If you are about to paint a previously-wallpapered surface, just make sure the old paste is off - otherwise you'll have a rough surface that no paint or primer will hide. I gather you are not having problems removing the old paper but once you get down to the first layer, there may be paste remnants left on the wall; now fortunately, they use a cellulosic paste back then which is easily re-emulsified back to paste with soap and water. Use a stiff brush or a sponge, perhaps a scraper...

Then prime with the product you choose. 

But you say 'old plaster' i.e. cement-based wall treatment that has old paint on top of it. What you would be looking for is a primer that makes the adhesion of the new paint uniform - you don't need a filler because there is already paint on there. So, given you have a smooth, clean surface to start with, scuff it up a bit with sandpaper and wash it with TSP. Then apply a good quality acrylic primer to make the subsequent layers of paint stick well, resist scuffing, are washable and 'jam-resistant'. 

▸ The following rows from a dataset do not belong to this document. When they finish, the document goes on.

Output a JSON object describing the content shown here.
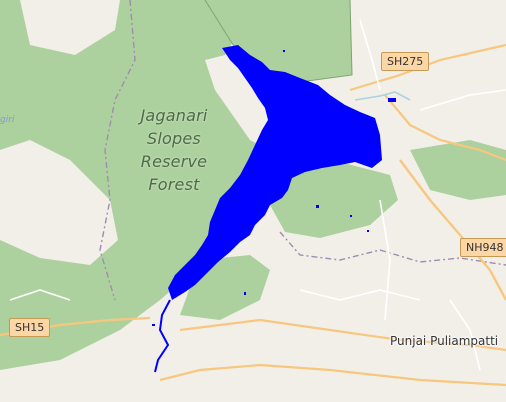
{
  "map": {
    "base_style": "OpenStreetMap standard",
    "colors": {
      "land": "#f2efe9",
      "forest": "#add19e",
      "water_overlay": "#0000ff",
      "road_primary": "#f7c77e",
      "road_minor": "#ffffff",
      "boundary": "#a08cb0"
    }
  },
  "labels": {
    "forest_line1": "Jaganari",
    "forest_line2": "Slopes",
    "forest_line3": "Reserve",
    "forest_line4": "Forest",
    "place_punjai": "Punjai Puliampatti",
    "faint_left": "giri"
  },
  "road_shields": [
    {
      "id": "sh275",
      "label": "SH275"
    },
    {
      "id": "nh948",
      "label": "NH948"
    },
    {
      "id": "sh15",
      "label": "SH15"
    }
  ],
  "overlay": {
    "name": "reservoir-water-extent",
    "color": "#0000ff"
  }
}
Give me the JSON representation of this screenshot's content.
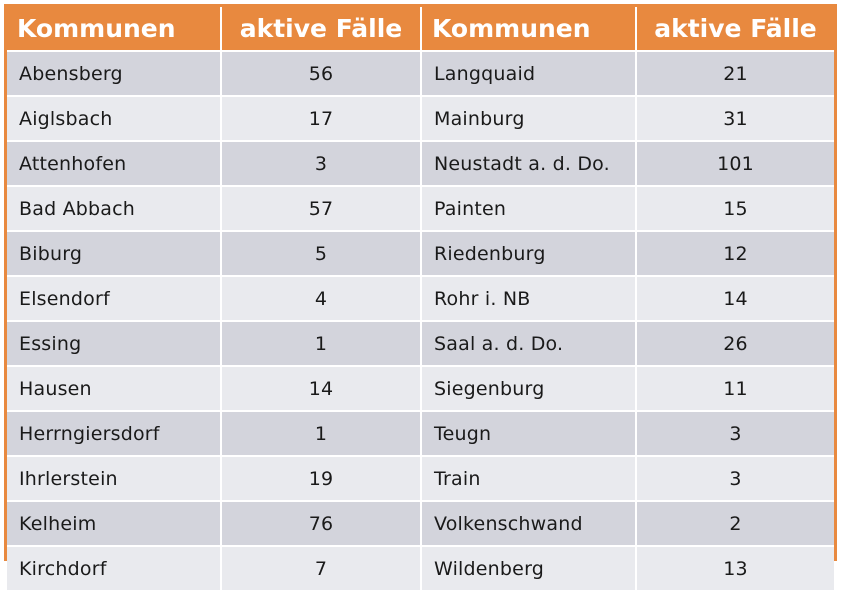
{
  "header": {
    "col1": "Kommunen",
    "col2": "aktive Fälle",
    "col3": "Kommunen",
    "col4": "aktive Fälle"
  },
  "rows": [
    {
      "left_name": "Abensberg",
      "left_count": "56",
      "right_name": "Langquaid",
      "right_count": "21"
    },
    {
      "left_name": "Aiglsbach",
      "left_count": "17",
      "right_name": "Mainburg",
      "right_count": "31"
    },
    {
      "left_name": "Attenhofen",
      "left_count": "3",
      "right_name": "Neustadt a. d. Do.",
      "right_count": "101"
    },
    {
      "left_name": "Bad Abbach",
      "left_count": "57",
      "right_name": "Painten",
      "right_count": "15"
    },
    {
      "left_name": "Biburg",
      "left_count": "5",
      "right_name": "Riedenburg",
      "right_count": "12"
    },
    {
      "left_name": "Elsendorf",
      "left_count": "4",
      "right_name": "Rohr i. NB",
      "right_count": "14"
    },
    {
      "left_name": "Essing",
      "left_count": "1",
      "right_name": "Saal a. d. Do.",
      "right_count": "26"
    },
    {
      "left_name": "Hausen",
      "left_count": "14",
      "right_name": "Siegenburg",
      "right_count": "11"
    },
    {
      "left_name": "Herrngiersdorf",
      "left_count": "1",
      "right_name": "Teugn",
      "right_count": "3"
    },
    {
      "left_name": "Ihrlerstein",
      "left_count": "19",
      "right_name": "Train",
      "right_count": "3"
    },
    {
      "left_name": "Kelheim",
      "left_count": "76",
      "right_name": "Volkenschwand",
      "right_count": "2"
    },
    {
      "left_name": "Kirchdorf",
      "left_count": "7",
      "right_name": "Wildenberg",
      "right_count": "13"
    }
  ],
  "colors": {
    "header_bg": "#e8893f",
    "row_dark": "#d3d4dc",
    "row_light": "#e9eaee"
  }
}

Like BMs "Fresh Start"...my favorite.


----------



## housepaintingny (Jul 25, 2009)

After removing the wallpaper clean the walls well with tsp making sure to get any wallpaper residue off. Make any repairs necessary to the walls. Apply a good fast drying oil base primer, I usually lightly screen sand the walls after I prime with a pole sander and drywall screen, then apply 2 coats of a 100% acrylic paint.


----------



## chrisn (Dec 23, 2007)

Gardz will work just fine


----------